Let me explain. The three musicians are all masters on their instruments of choice. Arooj Aftab is a Grammy-winning singer whose 2021 album Vulture Prince was my favorite of that year. Vijay Iyer is a Grammy-nominated pianist who is a professor at Harvard. Shahzad Ismaily is a multi-instrumentalist who has performed on over 300 albums (performing for Love In Exile, he plays electric bass and a Moog Rogue synthesizer). The three of them released the album Love In Exile earlier this year, and it has quickly became one of my most-played albums of 2023.
The music that these three make together could be described as ambient and jazz, all tied up with a bow made of the Arabic genre of music and lyricism of ghazal. I struggle to accurately describe what it was that I witnessed because, like I said at the beginning of this article, it is very hard for me to pick out just where the music of one of them ended and the music of the others began.
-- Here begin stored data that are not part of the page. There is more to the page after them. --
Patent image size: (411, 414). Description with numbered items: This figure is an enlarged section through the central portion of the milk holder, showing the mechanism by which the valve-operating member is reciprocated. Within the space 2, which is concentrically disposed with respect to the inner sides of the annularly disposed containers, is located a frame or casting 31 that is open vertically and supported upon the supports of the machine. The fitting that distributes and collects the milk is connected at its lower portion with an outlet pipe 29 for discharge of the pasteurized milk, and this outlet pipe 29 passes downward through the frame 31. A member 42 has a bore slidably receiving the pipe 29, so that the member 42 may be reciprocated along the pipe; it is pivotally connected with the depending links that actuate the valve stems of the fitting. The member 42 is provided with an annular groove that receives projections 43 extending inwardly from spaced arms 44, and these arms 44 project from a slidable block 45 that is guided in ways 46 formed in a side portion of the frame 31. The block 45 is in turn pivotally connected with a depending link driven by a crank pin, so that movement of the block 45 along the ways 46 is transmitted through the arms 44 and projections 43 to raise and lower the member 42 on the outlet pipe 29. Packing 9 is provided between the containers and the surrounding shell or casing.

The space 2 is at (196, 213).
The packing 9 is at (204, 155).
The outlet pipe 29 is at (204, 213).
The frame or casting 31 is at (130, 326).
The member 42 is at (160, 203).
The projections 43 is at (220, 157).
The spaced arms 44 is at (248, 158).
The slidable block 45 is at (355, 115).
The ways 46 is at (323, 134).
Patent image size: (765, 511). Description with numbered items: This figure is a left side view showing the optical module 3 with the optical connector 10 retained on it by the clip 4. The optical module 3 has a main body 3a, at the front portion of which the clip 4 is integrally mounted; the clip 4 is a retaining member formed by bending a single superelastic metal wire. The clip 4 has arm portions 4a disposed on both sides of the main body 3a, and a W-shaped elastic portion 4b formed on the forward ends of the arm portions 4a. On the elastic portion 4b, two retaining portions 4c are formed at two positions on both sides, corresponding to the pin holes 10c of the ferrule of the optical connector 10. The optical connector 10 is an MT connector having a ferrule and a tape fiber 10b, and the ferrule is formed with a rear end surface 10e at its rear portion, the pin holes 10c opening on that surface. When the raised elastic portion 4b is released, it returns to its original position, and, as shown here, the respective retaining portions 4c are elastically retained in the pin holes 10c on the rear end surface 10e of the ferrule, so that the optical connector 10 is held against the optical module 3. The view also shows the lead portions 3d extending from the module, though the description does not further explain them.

Obviously Arooj Aftab was the singer, but you could tell as she sang that she was paying attention to the playing of Vijay and Shahzad, as if mentally deciphering when to begin and end singing. Arooj’s voice was the anchor, keeping the playing of both Vijay and Shahzad grounded momentarily while she sang. Once she would take a break and step back from the microphone, that anchor was gone, and the other two were allowed to explore more freely on their instruments. Vijay played a grand piano and what sounded like a Fender Rhodes, switching between the two song-to-song, or even during the same one. During the middle of the set, when Shahzad switched from playing his Fender electric bass to the Moog Rogue, it was even more difficult to determine just what frequencies were emanating from his playing and from Vijay’s.
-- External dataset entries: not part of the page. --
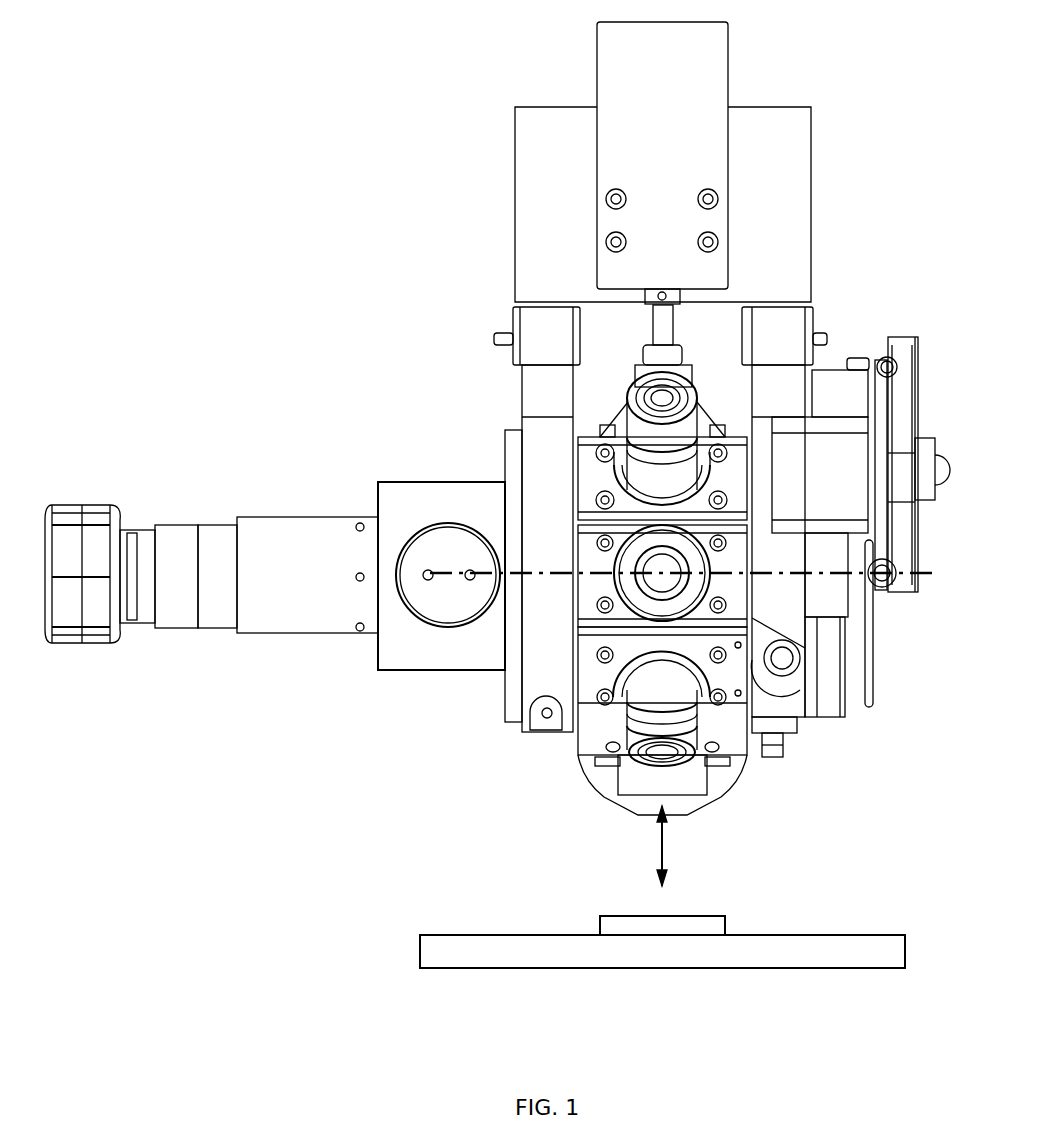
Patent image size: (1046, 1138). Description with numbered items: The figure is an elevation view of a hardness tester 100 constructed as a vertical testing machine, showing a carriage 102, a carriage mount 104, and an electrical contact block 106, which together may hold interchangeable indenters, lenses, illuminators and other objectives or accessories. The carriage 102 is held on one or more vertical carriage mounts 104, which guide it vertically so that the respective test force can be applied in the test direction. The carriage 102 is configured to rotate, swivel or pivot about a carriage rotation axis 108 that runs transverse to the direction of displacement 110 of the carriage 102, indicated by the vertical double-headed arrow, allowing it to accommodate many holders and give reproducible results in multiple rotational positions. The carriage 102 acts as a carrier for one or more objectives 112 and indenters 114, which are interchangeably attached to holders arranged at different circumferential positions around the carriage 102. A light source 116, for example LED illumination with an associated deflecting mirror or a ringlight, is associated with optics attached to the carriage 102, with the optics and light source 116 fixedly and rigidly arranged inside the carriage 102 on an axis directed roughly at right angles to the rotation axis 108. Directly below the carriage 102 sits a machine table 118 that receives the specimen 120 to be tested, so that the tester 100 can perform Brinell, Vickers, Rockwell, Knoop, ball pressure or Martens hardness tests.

The hardness tester 100 is at (195, 138).
The carriage 102 is at (720, 400).
The carriage mount 104 is at (533, 433).
The electrical contact block 106 is at (787, 766).
The carriage rotation axis 108 is at (905, 578).
The direction of displacement 110 is at (660, 852).
The objective 112 is at (600, 416).
The indenter 114 is at (578, 510).
The light source 116 is at (603, 775).
The machine table 118 is at (420, 936).
The specimen 120 is at (600, 917).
There is definitely a sense of melancholy that ran through the music. At one point between songs, Arooj made mention that everyone in the venue were “sad motherfuckers.” And even though the audience did respond to that remark by laughing, it felt accurate. There were definite moments of beauty throughout the show: Vijay played some truly moving piano parts, and Arooj’s voice is in and of itself one of the most beautiful sounds I’ve ever heard. But then there were moments at the end of the fourth song where Shahzad was creating crashing, pulsing walls of noise with the synthesizer, its reverberations shaking the venue; Vijay’s piano-playing, once bright and gentle, now reaching levels of the avant-garde, the notes discordant and harsh.
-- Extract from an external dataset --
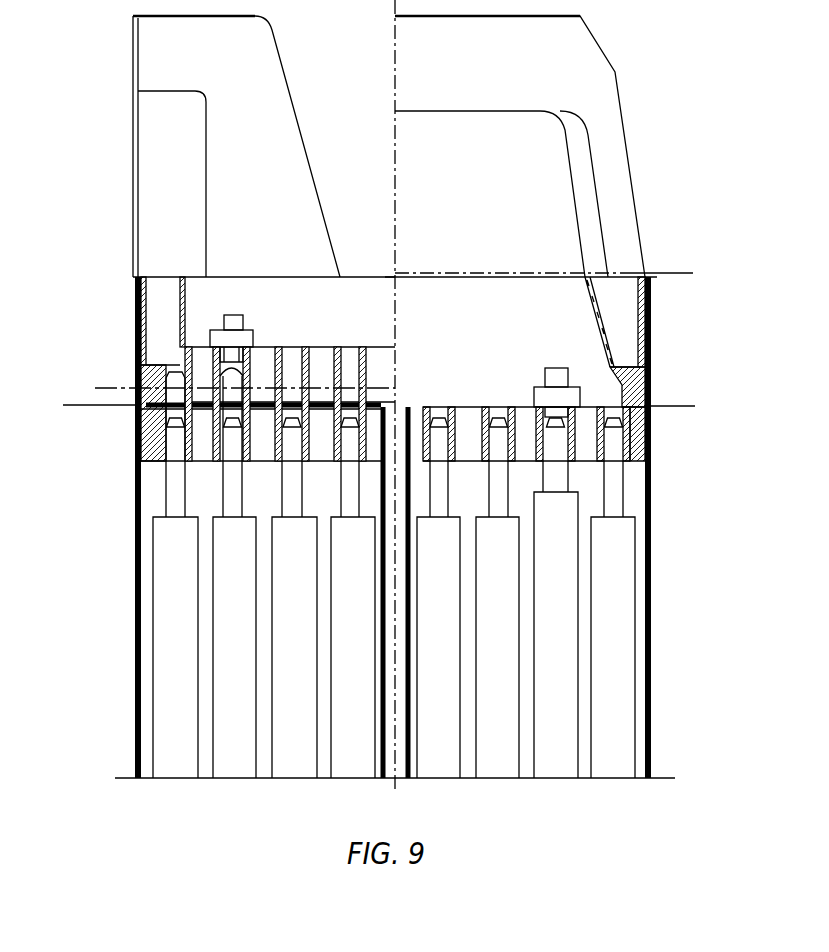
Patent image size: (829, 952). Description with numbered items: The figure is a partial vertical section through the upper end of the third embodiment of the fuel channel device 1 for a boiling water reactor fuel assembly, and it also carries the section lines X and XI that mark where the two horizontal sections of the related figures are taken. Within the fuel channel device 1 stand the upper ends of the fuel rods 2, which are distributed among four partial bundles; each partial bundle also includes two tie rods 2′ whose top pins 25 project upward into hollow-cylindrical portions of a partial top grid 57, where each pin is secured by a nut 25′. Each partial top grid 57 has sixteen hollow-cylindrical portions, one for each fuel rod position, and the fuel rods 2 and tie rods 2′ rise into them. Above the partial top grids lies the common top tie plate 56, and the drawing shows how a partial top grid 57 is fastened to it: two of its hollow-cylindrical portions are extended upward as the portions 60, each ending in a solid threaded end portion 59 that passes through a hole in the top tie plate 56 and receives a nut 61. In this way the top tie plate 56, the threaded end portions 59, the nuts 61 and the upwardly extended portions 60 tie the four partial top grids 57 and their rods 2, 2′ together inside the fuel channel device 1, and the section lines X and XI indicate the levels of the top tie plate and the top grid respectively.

Arooj said at one point during the show that she doesn’t think that the three of them will do another album together. If not, then yes, I admit that it’s a shame, but it also makes me appreciate the performance that I saw all the more. To know that I may never again see these three sharing a stage and playing together makes me hold onto the memory of the show all the more dearly. Even now, only a couple of days later, when I think back to seeing Love In Exile live, it isn’t a specific moment from the show that I latch onto, but a feeling of transcendence and an appreciation of the power of live music. I will forever be in awe of these three masters working together so seamlessly, and I feel fortunate to have been able to see them together, even just once.